Une recherche soigneuse dans les écrits volumineux et les sermons de Jones ne réussit pas à fournir même un seul mot affirmant que "les oeuvres n'ont pas de valeur spéciale" ou à fournir quoi que ce soit de similaire à ce sujet. Nous nous attendrions à trouver un exemple d'une affirmation peu sage sur la foi et les oeuvres dans ses vingt-quatre sermons à la session de 1893 qui s'acheva juste avant qu'elle n'écrive cette lettre; mais nous trouvons juste le contraire : de fortes expressions montrant le bon équilibre de la foi et des oeuvres, et soutenant que les oeuvres sont non seulement nécessaires, mais qu'elles sont le fruit de la foi authentique en Christ.

A la fin de la session de 1893, Jones fut égaré par l'influence de Prescott sur l'hypothèse fanatique selon laquelle le grand cri, ne pouvait être arrêté. Cela prépara le chemin au fanatisme d'Anna Rice Philipps.

La lettre d'Ellen White arriva à temps pour l'encourager à être prudent et il fut prudent Les plus enthousiastes approbations de son ministère par Ellen White sont écrites APRES cette lettre du 9 Avril 1888 parce qu'il se repentit humblement de cette chute temporaire. (1)

Aucun péché n'est jamais excusable

Ce fut un péché d'impatience d'esprit ou de mauvaise humeur qui finalement amena à sa conclusion le ministère de Waggoner et de Jones. Mais l'expérience de Moïse à la frontière de Canaan illustre ce qui leur arriva. Son péché était également inexcusable et il dut mourir pour cette raison, pour un péché d'impatience à l'égard d'Israël. Avec colère et impatience, il les appela "rebelles". Ce fait était vrai, alors que son esprit n'était pas fidèle:

"Ainsi, les gens eurent l'occasion de se demander si sa conduite passée avait été dirigée par Dieu, et d'excuser leurs propres péchés. Moïse, tout comme eux, avait offensé Dieu. Sa conduite, dirent-ils, avait donné lieu, dès le début, à la critique et à la censure.
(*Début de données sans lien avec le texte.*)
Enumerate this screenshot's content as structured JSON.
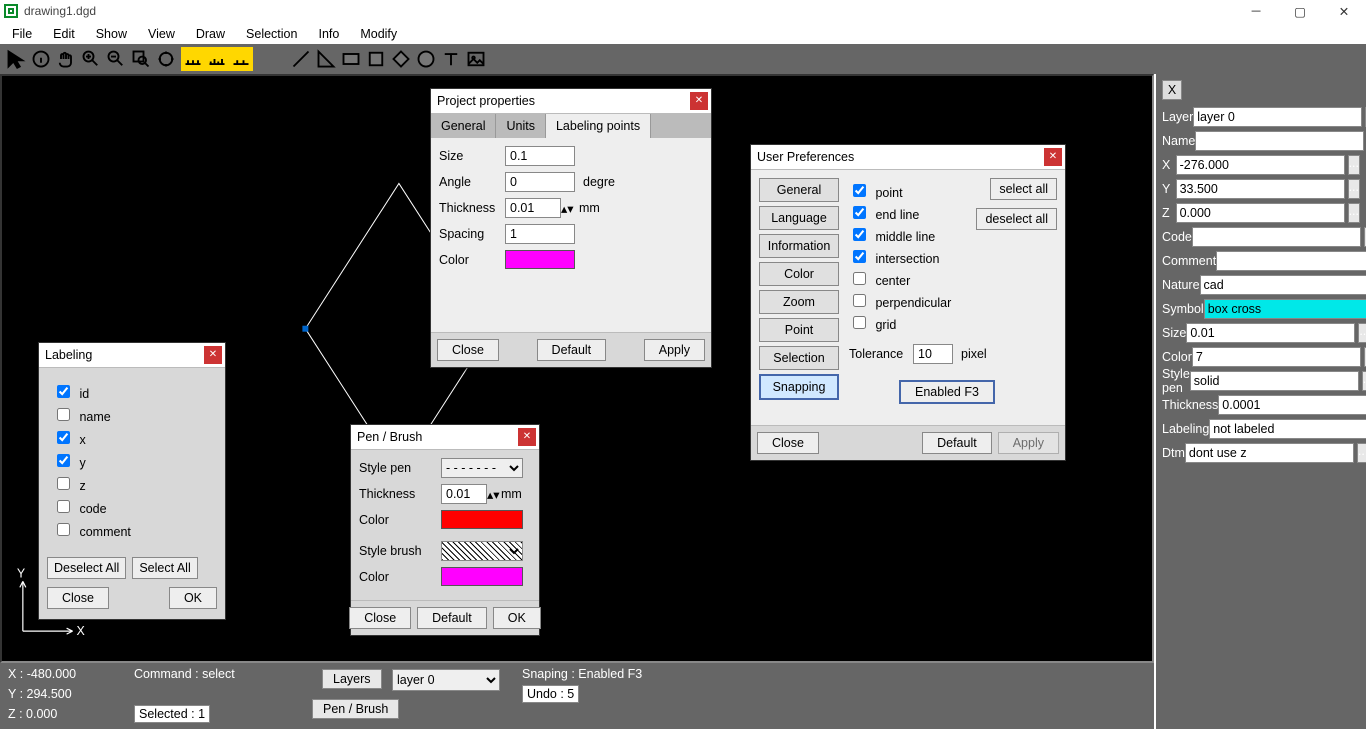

Ils avaient maintenant trouvé le prétexte qu'ils désiraient pour rejeter tous les reproches que Dieu leur avait envoyés par Son serviteur." (PP p. 438).

Si Jones et Waggoner n'avaient pas déshonoré leur réputation, nous qui sommes d'une génération plus jeune, leur accorderions vraisemblablement un respect presque idolâtre. "Beaucoup qui n'avaient pas voulu écouter les conseils de Moïse tandis qu'il était avec eux auraient été en danger de commettre une idolâtrie après sa mort, s'ils avaient connu le lieu de sa sépulture." (Idem, p. 503). La vérité et la logique de la position de Jones et Waggoner étaient si accablantes que peu après 1888, beaucoup commencèrent à le comprendre. Mais la pluie de l'arrière saison devait être repoussé jusqu'à une génération future. Maintenant, les messagers devaient être "enterrés" secrètement, - donc toute occasion d'idolâtrie doit être écartée pour les générations à venir. Quelle est la meilleure méthode 'd'enterrement' que de laisser les messagers se perdre dans la disgrâce?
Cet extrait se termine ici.